||Volume 22, Number 4, January/February 2010
Censorship in Canadian school libraries
By Richard Beaudry
Censorship in school libraries is a common practice that school librarians need to recognize, acknowledge, and resist.
Teacher-librarians must understand the legal ramifications of censorship by reviewing school selection policies in light of the recent challenges to the Canadian Charter of Rights and Freedoms. Courts continue to rule that schools are not exempt from upholding students’ human rights under the charter. These rights include the freedom to information and the freedom to read.
Here are important points that teacher-librarians need to take into account, if they perceive that censorship issues have arisen in their libraries:
• Local policies can assist teachers, parents, and administrators as a first step in looking at challenging materials in a school library. Here is a local example from my school district.
“SD 35 Policy No. 5062—Date Approved: December 2, 1973—Date Amended: May 15, 2001
1. That the final decision for controversial reading, listening or viewing matter shall rest with the Board after careful examination and discussion of the reading, listening or viewing matter with school officials or anyone else the Board may wish to involve.
2.That no parent or group of parents has the right to determine the reading, listening or viewing matter for students other than their own children.”

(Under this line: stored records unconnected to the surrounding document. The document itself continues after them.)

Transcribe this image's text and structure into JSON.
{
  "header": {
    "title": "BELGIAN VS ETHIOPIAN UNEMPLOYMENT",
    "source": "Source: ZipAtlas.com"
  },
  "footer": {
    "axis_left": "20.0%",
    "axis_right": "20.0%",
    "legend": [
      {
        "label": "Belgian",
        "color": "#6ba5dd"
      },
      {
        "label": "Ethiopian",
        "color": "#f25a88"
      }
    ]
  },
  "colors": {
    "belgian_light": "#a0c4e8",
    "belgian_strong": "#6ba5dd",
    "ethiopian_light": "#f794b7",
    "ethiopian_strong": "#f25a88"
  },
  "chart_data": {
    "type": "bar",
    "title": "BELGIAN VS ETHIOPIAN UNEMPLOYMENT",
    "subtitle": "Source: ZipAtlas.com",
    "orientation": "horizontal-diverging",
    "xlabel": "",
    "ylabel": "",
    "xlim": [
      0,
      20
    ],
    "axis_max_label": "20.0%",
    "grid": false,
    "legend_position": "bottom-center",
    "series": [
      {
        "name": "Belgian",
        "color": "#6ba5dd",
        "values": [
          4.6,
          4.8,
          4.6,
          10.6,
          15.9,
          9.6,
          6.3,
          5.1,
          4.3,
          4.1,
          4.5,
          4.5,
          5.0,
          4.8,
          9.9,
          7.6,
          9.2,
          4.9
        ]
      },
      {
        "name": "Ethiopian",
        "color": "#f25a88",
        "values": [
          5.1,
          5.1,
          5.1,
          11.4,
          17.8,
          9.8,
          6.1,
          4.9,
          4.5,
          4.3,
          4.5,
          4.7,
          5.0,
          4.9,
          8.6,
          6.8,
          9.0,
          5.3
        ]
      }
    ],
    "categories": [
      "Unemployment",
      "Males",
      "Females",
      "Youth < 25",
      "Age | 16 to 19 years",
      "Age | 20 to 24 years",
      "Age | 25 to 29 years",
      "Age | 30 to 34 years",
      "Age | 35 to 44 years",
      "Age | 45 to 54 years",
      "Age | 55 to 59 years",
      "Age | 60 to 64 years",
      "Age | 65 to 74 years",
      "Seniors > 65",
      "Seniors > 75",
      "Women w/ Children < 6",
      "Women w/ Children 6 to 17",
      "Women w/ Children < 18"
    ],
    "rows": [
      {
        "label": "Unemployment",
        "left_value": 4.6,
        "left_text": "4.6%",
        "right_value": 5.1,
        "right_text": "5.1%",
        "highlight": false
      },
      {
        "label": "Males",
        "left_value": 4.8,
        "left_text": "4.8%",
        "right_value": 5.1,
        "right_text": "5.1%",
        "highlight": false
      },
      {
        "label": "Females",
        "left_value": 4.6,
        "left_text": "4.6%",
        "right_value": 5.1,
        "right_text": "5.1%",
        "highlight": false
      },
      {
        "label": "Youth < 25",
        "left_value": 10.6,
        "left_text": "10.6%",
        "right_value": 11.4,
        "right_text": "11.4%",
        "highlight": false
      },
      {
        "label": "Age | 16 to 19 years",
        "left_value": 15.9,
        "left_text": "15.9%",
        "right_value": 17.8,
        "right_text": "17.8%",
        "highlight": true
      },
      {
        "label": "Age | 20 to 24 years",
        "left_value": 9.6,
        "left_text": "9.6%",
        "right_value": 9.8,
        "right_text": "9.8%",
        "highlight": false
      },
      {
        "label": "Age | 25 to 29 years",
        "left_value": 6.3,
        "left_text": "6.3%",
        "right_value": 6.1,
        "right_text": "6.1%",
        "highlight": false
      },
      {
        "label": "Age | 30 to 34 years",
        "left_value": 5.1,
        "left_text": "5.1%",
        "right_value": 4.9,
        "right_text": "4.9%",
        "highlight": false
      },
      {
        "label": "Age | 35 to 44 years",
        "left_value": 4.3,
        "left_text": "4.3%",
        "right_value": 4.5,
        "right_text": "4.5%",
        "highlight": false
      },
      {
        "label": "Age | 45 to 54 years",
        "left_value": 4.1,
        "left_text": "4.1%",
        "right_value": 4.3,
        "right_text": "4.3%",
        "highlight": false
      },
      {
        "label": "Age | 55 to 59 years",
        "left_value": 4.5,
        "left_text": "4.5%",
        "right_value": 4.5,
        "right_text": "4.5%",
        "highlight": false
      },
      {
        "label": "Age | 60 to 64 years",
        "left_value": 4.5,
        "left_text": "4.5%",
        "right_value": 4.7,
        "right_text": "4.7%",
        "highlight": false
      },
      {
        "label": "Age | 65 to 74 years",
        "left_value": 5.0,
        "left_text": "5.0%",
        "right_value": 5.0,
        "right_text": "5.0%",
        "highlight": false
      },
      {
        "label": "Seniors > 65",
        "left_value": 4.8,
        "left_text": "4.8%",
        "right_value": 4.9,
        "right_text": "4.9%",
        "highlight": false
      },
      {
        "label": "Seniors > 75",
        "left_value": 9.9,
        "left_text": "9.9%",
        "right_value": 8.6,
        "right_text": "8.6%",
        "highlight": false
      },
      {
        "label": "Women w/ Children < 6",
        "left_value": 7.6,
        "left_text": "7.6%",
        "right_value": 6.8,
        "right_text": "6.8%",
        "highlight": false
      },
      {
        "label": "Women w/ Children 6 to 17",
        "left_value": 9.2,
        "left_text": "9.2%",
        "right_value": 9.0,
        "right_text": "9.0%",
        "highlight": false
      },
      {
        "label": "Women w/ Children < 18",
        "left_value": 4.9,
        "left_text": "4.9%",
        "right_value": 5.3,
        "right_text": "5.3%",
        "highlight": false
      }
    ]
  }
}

• The BC School Act also offers instructions for challenges:
“Section 76 (1) All schools and Provincial schools must be conducted on strictly secular and non-sectarian principles.
(2) The highest morality must be inculcated, but no religious dogma or creed is to be taught in a school or Provincial school.”
• The BC Civil Liberties Union (BCCLU) has information pertaining to challenges to books in BC libraries:
“Standing to invoke a review process: Adequate evidence of widespread concern
“In our Association’s view, there must be sufficient evidence of significant opposition to the material before the review process is commenced. For example, evidence of widespread concern sufficient to invoke the process could be presented in a petition. It should not be enough for the subjective views of one person to invoke an expensive and time-consuming process (as was the situation in this case—(another case in BC)). Evidence of communal concern is, of course, not enough in itself to prohibit any particular material since the views of the majority should not automatically determine access to ideas and information, even for youth.”
Review committee composition: Independent and representative members
“Most policies require a committee to review challenged material. It is important that this group of individuals be independent. That is, committee members should not be biased by any connections to other people who have a particular opinion regarding whether the challenged material should or should not be retained. For example, we were critical that the challenge policy in this case allowed the parent who challenged a book to appoint his or her own representative to the committee. Furthermore, this committee should represent a cross-section of interests including parents, teachers, librarians, administrators, and trustees and, importantly in our view, students.”
• The UN Convention on the Rights of the Child, ratified by Canada in 1990, is another document that can serve as a guideline.
“It is the responsibility of libraries to guarantee and facilitate access to all expressions of knowledge and intellectual activity, including those which some elements of society may consider to be unconventional, unpopular or unacceptable… It is the responsibility of libraries to guarantee the right of free expression by making available all the library’s public facilities and services to all individuals and groups who need them… Libraries should resist all efforts to limit the exercise of these responsibilities while recognizing the right of criticism by individuals and groups.”
• The Canadian Library Association (CLA) Statement on Intellectual Freedom
“All persons in Canada have the fundamental right, as embodied in the nation's Bill of Rights and the Canadian Charter of Rights and Freedoms, to have access to all expressions of knowledge, creativity and intellectual activity, and to express their thoughts publicly. This right to intellectual freedom, under the law, is essential to the health and development of Canadian society.”
How can school districts in BC remain vigilant against censorship issues?
- Teacher autonomy. Before parents can enter a school library and remove a book, they must go through a process based on district policies. School administrators need to let parents know that their district has a policy in place and that it needs to be followed. As well, administrators and district managements need to understand when parents are putting pressure on teacher-librarians to simply remove books, and assist the teacher-librarian in explaining the policies in place.
- Each school district must have a “Request for Reconsideration” document in place (updated regularly) that permits parents to question if a book should be in the library and lets the district decide whether it should be removed. If no document or updated version is in place then one should be adopted as soon as possible.
- A selection policy for school libraries should be in place. A group consisting of members of the local teacher-librarians, administrators, and, possibly, board management should get together and decide on such a policy to suit all schools in the district.